I understand that the way things are might be better for gameplay purposes, but for immersion+lore+fluff+Fun (maybe?) purposes, a(n arguably) better approach would involve the creation of in-game languages - not necessarily having each of them be different in a "generate unique grammar, syntax etc." way (that would be cool but probably overkill and difficult to get right and not have every word sound like total garbage; it would kill such words and names as the famous Urist for instance, which for those who don't know is 'dagger' in current dwarven), but more on the abstract level, similar to how the newly-implemented culture elements work (music, writing, dances, poetry) - each particular language can be learned like any other in-game skill (under a new category).
Each civilization starts out with their own unique language that all members thereof start out as native speakers of, and can
teach their language to other cultures while learning others' languages, though the actual fluency may affect the way conversations etc. turn out - creating language barriers and other reasons to start fights over. If one knows multiple languages, they can choose which one to use when talking (some preferences could be set in a new menu I'd imagine, mostly ones like "Default language to use in conversations"), which has its own implications.
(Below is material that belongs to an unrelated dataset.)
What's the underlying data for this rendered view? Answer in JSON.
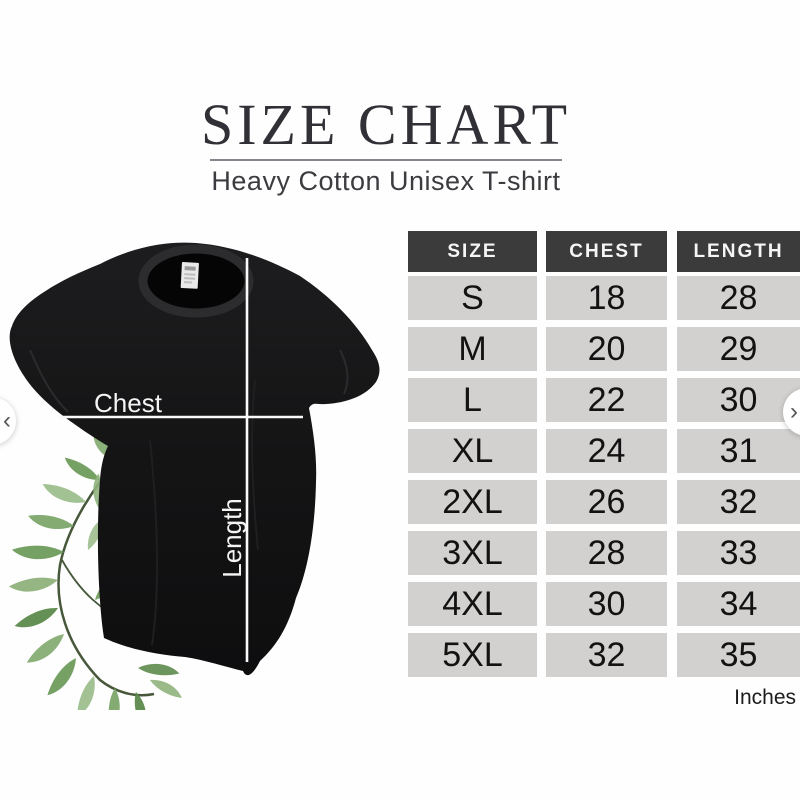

Over time, languages would die out and evolve in a way similar to civilizations - an isolated dwarven settlement of a specific civilization would, over the course of Armok knows how many years, create their own dialect of whatever tongue their mother civilization used to speak, that would be illegible to newcomers.
Some degree of language family/relationship mechanic could be put in place (which would by extension also allow for dialects and such) not all languages
exist in a vacuum, so even if you are not a native speaker of Western Uristongue, you can still get the idea of what someone using Eastern Uristongue is saying (think Russian vs Ukrainian, or Swedish vs Norwegian) - this would also extent to dialects/variants of languages (American English vs British English for instance, or all the variants, varieties and dialects of Spanish across the world), while trying to understand Cacamespeak would be nigh impossible. (I'm not quite sure on what a good naming convention for languages would be, but it's more likely to be in the style of languages like Afrikaans, Kannada and Cherokee, where the names are nouns rather than
adjectives like English, Spanish or Russian). As such, you would get messages like "You cannot understand the goblin at all." or "You think the dwarf is talking about bandits in a cave." or "Urist is talking about someone being killed in some city.", indicating the degree ofyour character's comprehension. This would of course create problems where neither side can understand each other (and I'm still unsure how communication has historically happened there), so some kind of nonverbal communication system would have to be put in place alongside this (if we want to go for true immersion over 'convenience', which admittedly this entire concept might be
going against, for better or for worse).
Each language could be further broken down into Reader, Listener, Speaker and Writer skills, all of which interact with each other in some way (at least if
we're going off how languages are taught in schools nowadays). This could be further integrated with, say, the poetry/writing system to allow
for people (the player included) to translate works made in one language into others - the quality of which would depend on one's fluency in both the target
language and the original language.
Of course, this is far from a priority and may not even be a great idea to begin with, but it just seems like a very DF thing to implement somewhere down the
road. I probably didn't account for everything in it either (again, language barriers, relationships between languages, and stuff I neglected to even mention
like slabs, of both existing varieties), so feel free to discuss all of this.